In May 1918, the Bolsheviks decided, against obvious evidence, that the sickly Aleksey was suddenly well enough to travel, and they were forced to go to Yekaterinburg. Olga’s mood continued deteriorating, and she was in an even worse state after reaching Yekaterinburg.


In my alternative history, Olga and her siblings are rescued, and she marries Prince Konstantin Konstantinovich the younger, who had a crush on her in real life. They heal one another’s wounded hearts and souls.

Of the five Imperial children, I always felt a suprarational soul connection to Aleksey, but of the Grand Duchesses, I always was most drawn to Olga.

11 thoughts on “Grand Duchess Olga Nikolayevna

  1. I wonder if things might’ve been different—not just for Olga but for all the Romanovs—if the family had participated more in court life… Maybe.
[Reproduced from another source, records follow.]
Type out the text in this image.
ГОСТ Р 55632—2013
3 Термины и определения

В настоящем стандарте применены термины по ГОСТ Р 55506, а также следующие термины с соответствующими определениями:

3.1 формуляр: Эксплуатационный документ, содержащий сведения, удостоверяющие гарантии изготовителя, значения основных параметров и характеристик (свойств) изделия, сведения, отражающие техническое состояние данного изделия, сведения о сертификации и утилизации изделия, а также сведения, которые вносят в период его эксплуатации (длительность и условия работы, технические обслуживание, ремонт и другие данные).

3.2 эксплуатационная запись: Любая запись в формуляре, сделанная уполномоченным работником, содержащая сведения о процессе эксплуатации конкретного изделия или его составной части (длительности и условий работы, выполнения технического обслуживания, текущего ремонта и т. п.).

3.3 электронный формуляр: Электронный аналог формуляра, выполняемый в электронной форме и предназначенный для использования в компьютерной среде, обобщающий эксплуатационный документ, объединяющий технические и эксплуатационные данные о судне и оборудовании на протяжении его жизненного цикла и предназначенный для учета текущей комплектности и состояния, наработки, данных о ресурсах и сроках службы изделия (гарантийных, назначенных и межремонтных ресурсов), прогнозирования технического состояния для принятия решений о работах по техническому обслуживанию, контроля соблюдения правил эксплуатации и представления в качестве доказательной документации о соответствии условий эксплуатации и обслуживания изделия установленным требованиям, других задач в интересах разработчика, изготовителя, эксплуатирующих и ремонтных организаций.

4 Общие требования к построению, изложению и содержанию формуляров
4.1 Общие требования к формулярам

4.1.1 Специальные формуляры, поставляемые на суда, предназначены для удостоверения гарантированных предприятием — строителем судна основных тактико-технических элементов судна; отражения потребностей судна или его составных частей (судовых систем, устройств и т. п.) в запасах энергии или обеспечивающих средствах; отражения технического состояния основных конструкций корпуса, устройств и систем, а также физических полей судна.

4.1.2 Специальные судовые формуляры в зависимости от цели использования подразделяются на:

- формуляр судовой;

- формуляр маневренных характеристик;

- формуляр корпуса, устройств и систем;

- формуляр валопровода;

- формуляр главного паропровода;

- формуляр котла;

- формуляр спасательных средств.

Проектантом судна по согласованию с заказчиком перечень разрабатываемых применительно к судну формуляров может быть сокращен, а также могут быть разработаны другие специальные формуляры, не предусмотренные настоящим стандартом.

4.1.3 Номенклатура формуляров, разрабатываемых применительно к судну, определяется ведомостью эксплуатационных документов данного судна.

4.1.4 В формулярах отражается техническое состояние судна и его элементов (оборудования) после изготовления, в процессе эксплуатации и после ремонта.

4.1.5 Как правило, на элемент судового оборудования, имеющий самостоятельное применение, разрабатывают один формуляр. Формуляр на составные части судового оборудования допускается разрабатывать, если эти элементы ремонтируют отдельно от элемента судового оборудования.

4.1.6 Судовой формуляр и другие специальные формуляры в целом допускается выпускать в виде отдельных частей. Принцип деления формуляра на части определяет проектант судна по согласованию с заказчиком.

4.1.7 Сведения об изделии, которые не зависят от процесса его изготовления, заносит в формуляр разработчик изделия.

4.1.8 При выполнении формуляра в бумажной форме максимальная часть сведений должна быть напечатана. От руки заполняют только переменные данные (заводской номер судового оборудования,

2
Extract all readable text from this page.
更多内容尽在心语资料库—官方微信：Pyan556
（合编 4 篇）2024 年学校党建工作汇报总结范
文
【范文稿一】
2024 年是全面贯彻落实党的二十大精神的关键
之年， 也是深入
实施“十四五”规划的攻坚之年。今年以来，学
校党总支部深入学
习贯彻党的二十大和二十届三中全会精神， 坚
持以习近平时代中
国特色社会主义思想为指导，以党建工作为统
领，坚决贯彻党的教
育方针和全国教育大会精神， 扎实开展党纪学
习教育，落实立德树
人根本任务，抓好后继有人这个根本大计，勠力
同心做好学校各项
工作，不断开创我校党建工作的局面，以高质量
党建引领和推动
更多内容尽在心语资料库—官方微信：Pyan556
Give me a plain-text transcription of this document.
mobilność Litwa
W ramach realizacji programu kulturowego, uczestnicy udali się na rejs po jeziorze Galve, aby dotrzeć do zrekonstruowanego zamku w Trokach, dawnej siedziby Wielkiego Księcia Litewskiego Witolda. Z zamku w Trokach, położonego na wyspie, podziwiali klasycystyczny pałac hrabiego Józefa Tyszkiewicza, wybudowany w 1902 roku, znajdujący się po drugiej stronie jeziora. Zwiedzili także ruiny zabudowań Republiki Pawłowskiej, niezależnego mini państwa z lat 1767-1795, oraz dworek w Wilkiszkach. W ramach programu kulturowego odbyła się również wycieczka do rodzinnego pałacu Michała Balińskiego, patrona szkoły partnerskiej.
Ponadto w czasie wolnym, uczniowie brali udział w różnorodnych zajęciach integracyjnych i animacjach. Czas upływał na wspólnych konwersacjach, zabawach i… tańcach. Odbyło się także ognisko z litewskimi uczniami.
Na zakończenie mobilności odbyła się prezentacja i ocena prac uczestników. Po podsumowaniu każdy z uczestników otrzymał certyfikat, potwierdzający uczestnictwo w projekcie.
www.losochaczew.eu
Maybe, though, it was already too late. Lovely piece you have here, Carrie-Anne, and I love that your alternate history has given Olga a happy ending 🙂

    Thanks for the visit over at Life In Dogs! Super interesting question you asked; I’ll get cracking on an answer for Wednesday 🙂


  2. Such beautiful portraits. Interesting how the parents thought of her as belonging to them, rather than a boy belonging to the country. For all the riches and glamour, there is an element of sadness when looking at children in such a way. In so many ways they were victims of their fame during such turbulent times … better to imagine them (Olga) in an alternate history.


  3. Fascinating! There are so many areas of history I would never encounter if it weren’t for other people being interested and knowledgeable. Even though I’ve heard Olga’s names and tidbits about the Romanovs, I’ve never specifically delved into them. This post makes me want to read your version of Olga’s life.

    Liked by 1 person

  4. Engaging, wonderful post. I’ve always really enjoyed learning about the Russian royals – a passion that I think stems not only from my general love of history, but also from the fact that I have some Russian blood in my veins (though it certainly isn’t royal) and as such I feel a greater connection the country’s past than if I wasn’t part Russe.